Even though fuller returns might show these calculations to be inaccurate, Dr. Gillette points out, they are all compiled on the same basis, and therefore can be fairly compared, since any unforeseen cause of increase or decrease would affect all alike.
It is difficult to compare the various divisions directly, because the racial composition of the population of each one is different. But the difference in rates is marked. The West South Central states would almost double their population in four decades, by natural increase alone, while New England would require 200 years to do so.

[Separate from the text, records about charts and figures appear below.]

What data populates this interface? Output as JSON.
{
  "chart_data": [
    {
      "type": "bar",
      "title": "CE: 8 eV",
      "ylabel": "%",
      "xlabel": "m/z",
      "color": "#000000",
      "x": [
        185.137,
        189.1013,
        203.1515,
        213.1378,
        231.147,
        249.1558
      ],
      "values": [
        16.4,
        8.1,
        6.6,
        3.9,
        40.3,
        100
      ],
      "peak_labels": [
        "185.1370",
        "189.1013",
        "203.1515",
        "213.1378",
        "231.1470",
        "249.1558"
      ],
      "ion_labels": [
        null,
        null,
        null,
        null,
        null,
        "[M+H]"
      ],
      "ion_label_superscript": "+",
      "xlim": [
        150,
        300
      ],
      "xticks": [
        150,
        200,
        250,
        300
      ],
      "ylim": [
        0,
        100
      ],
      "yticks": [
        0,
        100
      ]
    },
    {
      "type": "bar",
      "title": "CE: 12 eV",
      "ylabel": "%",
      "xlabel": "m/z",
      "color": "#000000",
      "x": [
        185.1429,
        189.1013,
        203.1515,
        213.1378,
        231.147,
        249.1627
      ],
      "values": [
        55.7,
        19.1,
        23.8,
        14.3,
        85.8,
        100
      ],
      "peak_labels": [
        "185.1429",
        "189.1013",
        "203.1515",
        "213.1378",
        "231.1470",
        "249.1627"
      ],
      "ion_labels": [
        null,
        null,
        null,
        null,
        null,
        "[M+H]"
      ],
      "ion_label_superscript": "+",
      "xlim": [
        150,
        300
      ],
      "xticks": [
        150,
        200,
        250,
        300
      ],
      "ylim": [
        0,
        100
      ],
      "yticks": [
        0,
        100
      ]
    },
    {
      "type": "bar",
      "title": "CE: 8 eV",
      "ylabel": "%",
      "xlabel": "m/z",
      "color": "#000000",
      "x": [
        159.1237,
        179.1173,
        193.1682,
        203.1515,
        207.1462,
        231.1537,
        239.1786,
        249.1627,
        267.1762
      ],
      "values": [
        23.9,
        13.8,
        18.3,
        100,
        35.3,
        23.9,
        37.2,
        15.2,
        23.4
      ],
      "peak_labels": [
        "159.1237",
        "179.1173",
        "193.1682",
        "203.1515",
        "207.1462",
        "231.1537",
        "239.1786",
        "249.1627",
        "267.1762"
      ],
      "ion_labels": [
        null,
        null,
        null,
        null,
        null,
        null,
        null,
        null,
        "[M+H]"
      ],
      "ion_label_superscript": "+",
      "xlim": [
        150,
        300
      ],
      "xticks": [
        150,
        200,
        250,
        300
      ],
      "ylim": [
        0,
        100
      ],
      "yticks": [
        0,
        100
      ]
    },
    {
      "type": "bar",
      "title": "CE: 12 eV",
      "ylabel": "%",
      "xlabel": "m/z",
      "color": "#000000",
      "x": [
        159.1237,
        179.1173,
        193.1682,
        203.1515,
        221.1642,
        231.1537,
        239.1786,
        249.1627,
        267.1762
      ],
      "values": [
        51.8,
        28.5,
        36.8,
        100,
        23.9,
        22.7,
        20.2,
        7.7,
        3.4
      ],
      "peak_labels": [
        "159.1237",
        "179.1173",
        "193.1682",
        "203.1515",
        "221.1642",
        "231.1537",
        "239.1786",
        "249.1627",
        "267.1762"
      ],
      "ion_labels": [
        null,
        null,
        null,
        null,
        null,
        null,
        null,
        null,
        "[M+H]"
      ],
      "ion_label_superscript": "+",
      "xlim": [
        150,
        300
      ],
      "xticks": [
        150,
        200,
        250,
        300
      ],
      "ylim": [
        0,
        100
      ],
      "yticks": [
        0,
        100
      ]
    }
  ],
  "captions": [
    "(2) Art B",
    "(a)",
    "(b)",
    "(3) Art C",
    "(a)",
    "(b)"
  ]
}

Dr. Gillette tried, by elaborate computations, to eliminate the effect of immigration and emigration in each division, in order to find out the standing of the old American stock. His conclusions confirm the beliefs of the most pessimistic. "Only three divisions, all Western, add to their population by means of an actual excess of income over outgo of native-born Americans," he reports. Even should this view turn out to be exaggerated, it is certain that the population of the United States is at present increasing largely because of immigration and the high fecundity of immigrant women, and that as far as its own older stock is concerned, it has ceased to increase.
To state that this is due largely to the fact that country people are moving to the city is by no means to solve the problem, in terms of eugenics. It merely shows the exact nature of the problem to be solved. This could be attacked at two points.
1. Attempts might be made to keep the rural population on the farms, and to encourage a movement from the cities back to the country. Measures to make rural life more attractive and remunerative and thus to keep the more energetic and capable young people on the farm, have great eugenic importance, from this point of view.
2. The growth of cities might be accepted as a necessary evil, an unavoidable feature of industrial civilization, and direct attempts might be made, through eugenic propaganda, to secure a higher birth-rate among the superior parts of the city population.
The second method seems in many ways the more practicable. On the other hand, the first method is in many ways more ideal, particularly because it would not only cause more children to be born, but furnish these children with a suitable environment after they were born, which the city can not do. On the other hand, the city offers the better environment for the especially gifted who require a specialized training and later the field for its use in most cases.
In practice, the problem will undoubtedly have to be attacked by eugenists on both sides. Dr. Gillette's statistics, showing the appalling need, should prove a stimulus to eugenic effort.
DEMOCRACY
By democracy we understand a government which is responsive to the will of a majority of the entire population, as opposed to an oligarchy where the sole power is in the hands of a small minority of the entire population, who are able to impose their will on the rest of the nation. In discussing immigration, we have pointed out that it is of great importance that the road for promotion of merit should always be open, and that the road for demotion of incompetence should likewise be open. These conditions are probably favored more by a democracy than by any other form of government, and to that extent democracy is distinctly advantageous to eugenics.